"Isn't medicine a field that deals with people?"
He shook his head. "Not when a headache means spinal tumor, or indigestion, or a bad cold. 'Doctor,' says the patient, 'I've a bad ache along my left side just below the ribs,' and after you diagnose, it turns out to be acute appendicitis. You see, Steve, the patient doesn't know what's wrong with him. Only the symptoms. A telepath can follow the patient's symptoms perfectly, but it takes an esper to dig in his guts and perceive the tumor that's pressing on the spine or the striae on his liver."
"Yeah."
"So I flopped on a couple of tests that the rest of the class sailed through, just because I was not fast enough to read their minds and put my own ability to work. It made 'em suspicious and so here I am, a mere doctor instead of a scholar."
"There are fields for you, I'm sure."
He nodded. "Two. Psychiatry and psychology, neither of which I have any love for. And medical research, where the ability to grasp another doctor or scholar's plan, ideas and theories is slightly more important than the ability to dig esper into the experiments."
"Don't see that," I said with a shake of my head.
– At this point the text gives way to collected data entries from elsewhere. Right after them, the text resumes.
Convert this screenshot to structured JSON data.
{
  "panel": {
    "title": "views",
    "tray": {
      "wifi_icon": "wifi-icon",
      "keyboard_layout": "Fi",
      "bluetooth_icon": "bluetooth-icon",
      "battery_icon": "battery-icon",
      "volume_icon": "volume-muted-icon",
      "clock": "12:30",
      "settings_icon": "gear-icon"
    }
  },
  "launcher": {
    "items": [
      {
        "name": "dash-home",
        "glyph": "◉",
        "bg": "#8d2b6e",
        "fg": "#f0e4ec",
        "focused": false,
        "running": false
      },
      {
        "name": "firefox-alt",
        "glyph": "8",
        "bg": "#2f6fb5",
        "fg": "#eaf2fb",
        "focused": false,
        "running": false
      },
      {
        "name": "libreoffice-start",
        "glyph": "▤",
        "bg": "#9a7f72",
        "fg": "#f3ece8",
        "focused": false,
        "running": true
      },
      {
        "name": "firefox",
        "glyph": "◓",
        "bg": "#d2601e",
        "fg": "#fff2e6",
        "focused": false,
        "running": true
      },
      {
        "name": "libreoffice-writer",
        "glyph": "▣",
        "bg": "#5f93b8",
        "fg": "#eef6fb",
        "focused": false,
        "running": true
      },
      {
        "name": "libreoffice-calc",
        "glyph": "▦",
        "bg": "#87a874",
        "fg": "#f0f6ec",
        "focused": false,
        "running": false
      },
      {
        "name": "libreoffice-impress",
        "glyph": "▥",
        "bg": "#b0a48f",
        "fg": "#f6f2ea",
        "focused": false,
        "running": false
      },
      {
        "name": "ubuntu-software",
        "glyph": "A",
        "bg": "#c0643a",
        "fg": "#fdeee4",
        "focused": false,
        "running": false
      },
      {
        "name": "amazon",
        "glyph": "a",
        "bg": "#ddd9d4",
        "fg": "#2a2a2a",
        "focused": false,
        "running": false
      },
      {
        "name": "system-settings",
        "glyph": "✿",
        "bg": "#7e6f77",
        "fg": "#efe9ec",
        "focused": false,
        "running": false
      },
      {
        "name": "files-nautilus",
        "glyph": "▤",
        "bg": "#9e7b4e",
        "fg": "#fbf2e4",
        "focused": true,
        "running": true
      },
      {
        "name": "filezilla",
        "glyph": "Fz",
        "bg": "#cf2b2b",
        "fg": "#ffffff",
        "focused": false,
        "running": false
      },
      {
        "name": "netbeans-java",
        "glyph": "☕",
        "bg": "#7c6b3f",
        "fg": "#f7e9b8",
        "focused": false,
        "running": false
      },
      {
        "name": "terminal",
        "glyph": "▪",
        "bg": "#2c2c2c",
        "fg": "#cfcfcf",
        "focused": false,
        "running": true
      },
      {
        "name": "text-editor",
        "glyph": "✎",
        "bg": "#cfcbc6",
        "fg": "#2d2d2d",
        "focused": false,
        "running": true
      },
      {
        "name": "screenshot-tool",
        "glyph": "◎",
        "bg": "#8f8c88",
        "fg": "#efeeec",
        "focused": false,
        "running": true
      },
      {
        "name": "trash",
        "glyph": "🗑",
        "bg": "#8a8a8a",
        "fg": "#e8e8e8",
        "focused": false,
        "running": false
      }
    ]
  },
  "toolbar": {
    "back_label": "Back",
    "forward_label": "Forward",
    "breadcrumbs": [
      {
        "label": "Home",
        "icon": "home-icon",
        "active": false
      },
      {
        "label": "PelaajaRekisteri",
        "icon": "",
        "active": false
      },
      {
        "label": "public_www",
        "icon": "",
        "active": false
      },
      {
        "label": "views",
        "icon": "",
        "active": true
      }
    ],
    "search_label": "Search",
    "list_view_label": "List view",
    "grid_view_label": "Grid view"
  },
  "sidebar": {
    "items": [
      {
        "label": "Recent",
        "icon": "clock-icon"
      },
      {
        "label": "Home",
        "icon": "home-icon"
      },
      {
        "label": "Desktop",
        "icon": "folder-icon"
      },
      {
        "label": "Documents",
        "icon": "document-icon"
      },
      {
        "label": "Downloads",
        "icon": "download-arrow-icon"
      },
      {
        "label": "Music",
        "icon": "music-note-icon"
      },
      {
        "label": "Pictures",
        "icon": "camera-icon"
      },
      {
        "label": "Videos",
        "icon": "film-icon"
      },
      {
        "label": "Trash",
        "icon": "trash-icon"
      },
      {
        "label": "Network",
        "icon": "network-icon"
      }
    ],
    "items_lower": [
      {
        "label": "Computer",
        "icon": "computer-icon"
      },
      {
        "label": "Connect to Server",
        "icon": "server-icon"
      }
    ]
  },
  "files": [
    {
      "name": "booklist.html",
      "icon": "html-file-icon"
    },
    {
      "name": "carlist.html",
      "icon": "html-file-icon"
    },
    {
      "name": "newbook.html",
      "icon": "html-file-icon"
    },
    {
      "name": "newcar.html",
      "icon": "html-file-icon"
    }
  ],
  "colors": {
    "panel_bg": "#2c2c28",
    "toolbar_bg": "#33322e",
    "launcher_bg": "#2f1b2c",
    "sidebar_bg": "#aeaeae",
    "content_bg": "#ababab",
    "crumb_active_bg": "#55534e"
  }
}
"Well, Steve, let's take Mekstrom's Disease, for instance."
"Let's take something simple. What I know about Mekstrom's Disease could be carved on the head of a pin with a blunt butter knife."
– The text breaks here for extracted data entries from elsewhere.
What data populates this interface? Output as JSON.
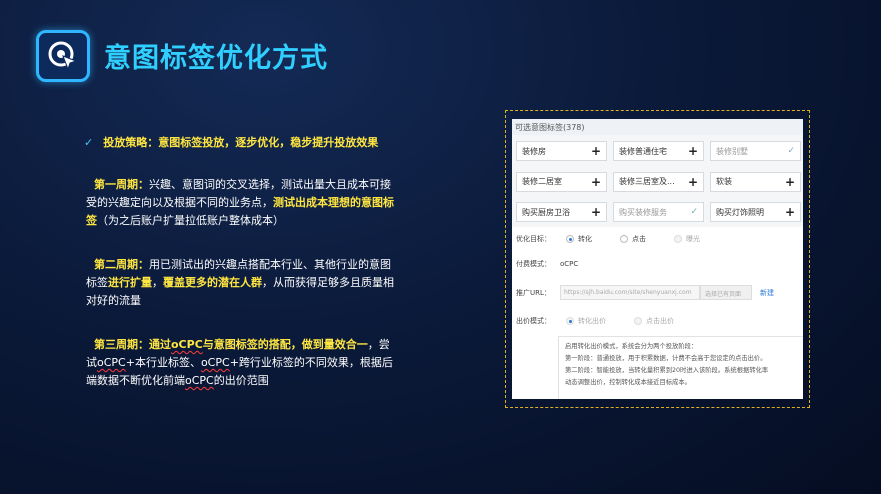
{
  "header": {
    "title": "意图标签优化方式",
    "icon": "target-cursor-icon",
    "accent": "#2fd0ff"
  },
  "strategy": {
    "check": "✓",
    "text": "投放策略：意图标签投放，逐步优化，稳步提升投放效果"
  },
  "phase1": {
    "label": "第一周期：",
    "text1": "兴趣、意图词的交叉选择，测试出量大且成本可接受的兴趣定向以及根据不同的业务点，",
    "highlight": "测试出成本理想的意图标签",
    "text2": "（为之后账户扩量拉低账户整体成本）"
  },
  "phase2": {
    "label": "第二周期：",
    "text1": "用已测试出的兴趣点搭配本行业、其他行业的意图标签",
    "highlight1": "进行扩量",
    "comma": "，",
    "highlight2": "覆盖更多的潜在人群",
    "text2": "，从而获得足够多且质量相对好的流量"
  },
  "phase3": {
    "label": "第三周期：通过",
    "kw1": "oCPC",
    "label2": "与意图标签的搭配，做到量效合一",
    "text1": "，尝试",
    "kw2": "oCPC",
    "text2": "+本行业标签、",
    "kw3": "oCPC",
    "text3": "+跨行业标签的不同效果，根据后端数据不断优化前端",
    "kw4": "oCPC",
    "text4": "的出价范围"
  },
  "panel": {
    "available_header": "可选意图标签(378)",
    "tags": [
      {
        "label": "装修房",
        "sign": "+",
        "added": false
      },
      {
        "label": "装修普通住宅",
        "sign": "+",
        "added": false
      },
      {
        "label": "装修别墅",
        "sign": "✓",
        "added": true
      },
      {
        "label": "装修二居室",
        "sign": "+",
        "added": false
      },
      {
        "label": "装修三居室及...",
        "sign": "+",
        "added": false
      },
      {
        "label": "软装",
        "sign": "+",
        "added": false
      },
      {
        "label": "购买厨房卫浴",
        "sign": "+",
        "added": false
      },
      {
        "label": "购买装修服务",
        "sign": "✓",
        "added": true
      },
      {
        "label": "购买灯饰照明",
        "sign": "+",
        "added": false
      }
    ],
    "goal_label": "优化目标：",
    "goal_options": [
      "转化",
      "点击",
      "曝光"
    ],
    "bill_label": "付费模式：",
    "bill_value": "oCPC",
    "url_label": "推广URL：",
    "url_value": "https://sjh.baidu.com/site/shenyuanxj.com",
    "url_select": "选择已有页面",
    "url_link": "新建",
    "bid_label": "出价模式：",
    "bid_options": [
      "转化出价",
      "点击出价"
    ],
    "desc_lines": [
      "启用转化出价模式，系统会分为两个投放阶段：",
      "第一阶段：普通投放，用于积累数据，计费不会高于您设定的点击出价。",
      "第二阶段：智能投放，当转化量积累到20时进入该阶段。系统根据转化率",
      "动态调整出价，控制转化成本接近目标成本。"
    ]
  }
}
"Let's take Mekstrom's. That's my chance to make Scholar of Medicine, Steve, if I can come up with an answer to one of the minor questions. I'll be in the clinical laboratory where the only cases present are those rare cases of Mekstrom's. The other doctors, espers every one of them, and the scholars over them, will dig the man's body right down to the last cell, looking and combing—you know some of the better espers can actually dig into the constituency of a cell?—but I'll be the doctor who can collect all their information, correlate it, and maybe come up with an answer."